In the 21st century, aquaculture developers will need to spend as much time on the technological advances coming to the field as they do in designing ecological approaches to aquaculture development that clearly exhibit stewardship of the environment. For aquaculture development to proceed to the point where it will be recognized worldwide as the most efficient contributor to new protein production, clear, unambiguous linkages between aqua-culture and the environment must be created, fostered, and communicated. And the complementary roles of aquaculture in contributing to environmental sustainability, rehabilitation, and enhancement must be developed and clearly articulated to a highly concerned, increasingly educated, and involved public (Costa-Pierce, 2008).
In Rhode Island, the R.I. Coastal Resources Management Council (CRMC)—the state’s lead aquaculture regulatory and management agency—has made important strides toward implementing the principles of an EAA. The Rhode Island Aquaculture Initiative demonstrated the simultaneous economic and environmental benefits of shellfish aquaculture in state waters (Tallman and Forrester, 2007). Combined with improved market demands, water quality, and new technologies, CRMC received a number of applications for new and expansion of existing shellfish farms, especially in Rhode Island’s coastal lagoons. Recognizing the potential for user conflicts (social issues) and the need to better determine ecological carrying capacities, in 2007, the CRMC Working Group on Aquaculture Regulations decided to take another important step towards implementing an EAA by forming a working group to develop information on the limits to aquaculture development in Rhode Island. One subcommittee report summarized issues of water quality, diseases, invasive species, physical impacts of aquaculture gear, essential fish habitat, carrying capacity, and provided guidance on an EAA (Bengtson et al., 2007).
For your reference:
Bengtson, D., B. Costa-Pierce, M. Gomez-Chiarri, D. Leavitt, B. Murphy, P. Raso, R. Rheault, and A.J. Wood. 2007. CRMC Working Group on Aquaculture Regulations, Subcommittee on Biology: Draft Report on Biological Impacts of Aquaculture. R.I. Coastal Resources Management Council, Wakefield, R.I.

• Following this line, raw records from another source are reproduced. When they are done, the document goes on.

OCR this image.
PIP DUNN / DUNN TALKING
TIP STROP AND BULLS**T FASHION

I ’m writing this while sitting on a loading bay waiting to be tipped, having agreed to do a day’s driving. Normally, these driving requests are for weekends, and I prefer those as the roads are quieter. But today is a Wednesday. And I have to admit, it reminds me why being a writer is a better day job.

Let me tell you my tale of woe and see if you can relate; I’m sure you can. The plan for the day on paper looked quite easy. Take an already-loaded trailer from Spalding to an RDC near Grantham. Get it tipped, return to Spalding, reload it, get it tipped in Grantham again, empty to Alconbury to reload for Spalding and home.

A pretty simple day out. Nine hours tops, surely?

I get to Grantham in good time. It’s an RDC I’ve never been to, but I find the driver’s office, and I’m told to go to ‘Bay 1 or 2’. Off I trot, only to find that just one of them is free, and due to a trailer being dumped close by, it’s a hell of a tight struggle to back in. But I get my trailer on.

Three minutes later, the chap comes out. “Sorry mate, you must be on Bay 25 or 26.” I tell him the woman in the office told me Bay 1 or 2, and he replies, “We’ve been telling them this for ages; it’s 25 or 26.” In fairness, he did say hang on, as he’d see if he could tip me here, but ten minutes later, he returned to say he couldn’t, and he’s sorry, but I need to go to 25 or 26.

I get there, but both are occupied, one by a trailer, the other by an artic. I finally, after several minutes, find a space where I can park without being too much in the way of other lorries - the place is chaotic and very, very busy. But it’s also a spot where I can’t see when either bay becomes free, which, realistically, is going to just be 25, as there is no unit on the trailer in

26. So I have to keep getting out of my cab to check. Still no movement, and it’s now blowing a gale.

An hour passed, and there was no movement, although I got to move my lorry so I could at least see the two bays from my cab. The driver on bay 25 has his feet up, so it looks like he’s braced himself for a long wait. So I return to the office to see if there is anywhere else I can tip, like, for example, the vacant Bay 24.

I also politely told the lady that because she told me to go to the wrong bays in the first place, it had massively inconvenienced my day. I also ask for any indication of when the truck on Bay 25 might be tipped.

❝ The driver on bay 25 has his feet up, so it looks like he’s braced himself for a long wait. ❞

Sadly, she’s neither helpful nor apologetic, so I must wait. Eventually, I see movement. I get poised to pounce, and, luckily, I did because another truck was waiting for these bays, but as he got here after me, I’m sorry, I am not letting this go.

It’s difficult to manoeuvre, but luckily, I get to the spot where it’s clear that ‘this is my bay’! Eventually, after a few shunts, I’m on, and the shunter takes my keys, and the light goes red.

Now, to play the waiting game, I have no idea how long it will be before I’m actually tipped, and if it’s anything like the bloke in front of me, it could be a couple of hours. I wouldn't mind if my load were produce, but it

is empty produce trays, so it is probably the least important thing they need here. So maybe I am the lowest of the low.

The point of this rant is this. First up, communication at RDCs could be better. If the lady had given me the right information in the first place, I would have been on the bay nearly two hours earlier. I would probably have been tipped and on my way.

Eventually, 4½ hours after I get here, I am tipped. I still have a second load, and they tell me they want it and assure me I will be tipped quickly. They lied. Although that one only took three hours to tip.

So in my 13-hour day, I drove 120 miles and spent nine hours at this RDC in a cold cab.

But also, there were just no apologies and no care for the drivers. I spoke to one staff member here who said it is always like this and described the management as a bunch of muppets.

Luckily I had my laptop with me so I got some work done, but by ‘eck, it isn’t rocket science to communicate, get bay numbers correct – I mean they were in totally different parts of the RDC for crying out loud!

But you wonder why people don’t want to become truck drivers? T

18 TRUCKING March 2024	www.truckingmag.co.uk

Costa-Pierce, B.A. 2008. An Ecosystem Approach to Marine Aquaculture. U.N. Food and Agriculture Organization, Rome, Italy. In press.
Soto, D. 2008. Principles of an Ecosystem Approach to Aquaculture. U.N. Food and Agriculture Organization, Rome, Italy. In press.

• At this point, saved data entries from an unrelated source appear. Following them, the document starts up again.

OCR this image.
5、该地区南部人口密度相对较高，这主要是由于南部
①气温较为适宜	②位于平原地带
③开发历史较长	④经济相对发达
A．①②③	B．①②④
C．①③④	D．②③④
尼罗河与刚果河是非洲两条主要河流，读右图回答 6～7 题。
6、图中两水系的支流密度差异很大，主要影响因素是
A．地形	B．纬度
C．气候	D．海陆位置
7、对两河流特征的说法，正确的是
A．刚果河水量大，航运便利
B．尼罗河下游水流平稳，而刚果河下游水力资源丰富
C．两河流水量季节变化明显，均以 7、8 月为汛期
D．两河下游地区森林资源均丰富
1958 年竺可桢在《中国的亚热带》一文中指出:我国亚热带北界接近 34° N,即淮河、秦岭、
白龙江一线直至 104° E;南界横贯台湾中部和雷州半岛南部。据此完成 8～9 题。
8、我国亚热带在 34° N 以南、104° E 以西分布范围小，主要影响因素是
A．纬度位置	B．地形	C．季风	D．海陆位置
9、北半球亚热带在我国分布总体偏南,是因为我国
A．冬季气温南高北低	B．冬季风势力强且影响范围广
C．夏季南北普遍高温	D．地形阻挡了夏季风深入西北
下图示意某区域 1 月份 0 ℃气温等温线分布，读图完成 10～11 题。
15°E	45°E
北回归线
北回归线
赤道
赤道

Tallman, J.C. and G.E. Forrester. 2007. Oyster grow-out cages function as artificial reefs for temperate fishes. Transactions of the American Fisheries Society 136:790–799.
U.N. Food and Agriculture Organization, Network of Aquaculture Centers in Asia, U.N. Environment Programme, The World Bank, and World Wildlife Fund. 2006. International Principles for Responsible Shrimp Farming. Network of Aquaculture Centers in Asia, Bangkok, Thailand.
—Barry A. Costa-Pierce is Director of Rhode Island Sea Grant and a URI Fisheries, Animal and Veterinary Science Professor.